The Assembly Revenue Taxation Committee held an “Educational Briefing on Federal Tax Reform” on March 6.
Assembly Member Autumn Burke, who chairs the committee, was joined at times by committee members Rob Bonta and Kansen Chu. The chair introduced the hearing’s three featured speakers, led by Justin Garosi from the Legislative Analyst’s Office, who provided a brief overview of some of the major federal tax changes from 2017.
Garosi discussed how federal tax reform will benefit many individuals. He discussed the impact the reform will have on a family of four with two children under the age of 18 and an income of $75,000. In his example, which also was included in his distributed materials, he explained how the federal tax changes would result in a $2,224 savings for the family.
The next two speakers, professors Daniel Hemel from the University of Chicago School of Law and Darien Shanske from the UC Davis School of Law, testified on new limits to the federal personal income tax deduction for state and local income taxes.
Hemel started by stating the problems he sees in the recent tax reforms. He voiced agreement with the LAO’s presentation that most California taxpayers will see their tax burden eased by the new reforms, but said this is a problem because the loss in revenue will result either in higher taxes in the future (to recoup lost revenue) or a reduction in federal spending on state and local programs.

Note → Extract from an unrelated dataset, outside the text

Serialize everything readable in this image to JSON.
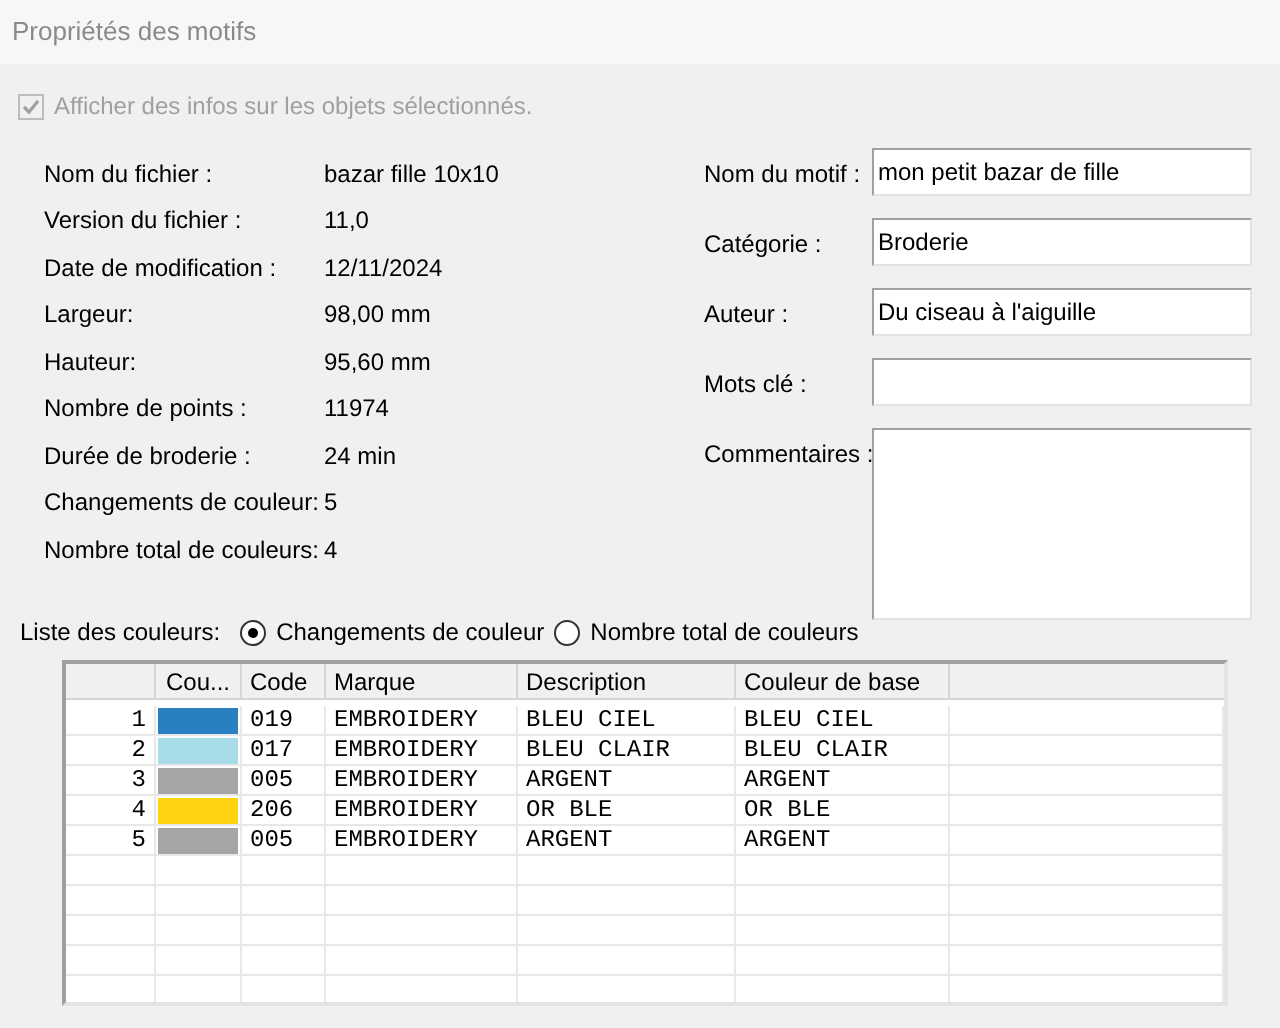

Bonta asked the guest speakers if local governments can play a role in providing relief from the limit on the SALT deduction. Hemel proposed a plan, which he said could be used at the state or local level, in which a taxpayer would purchase a “Golden State Coin” from a local entity such as a school district as part of an elaborate scheme to buy and pay taxes with virtual currency to avoid the federal SALT deduction limit. Hemel acknowledged that there could be legal issues, such as the constitutional prohibition on states producing currency.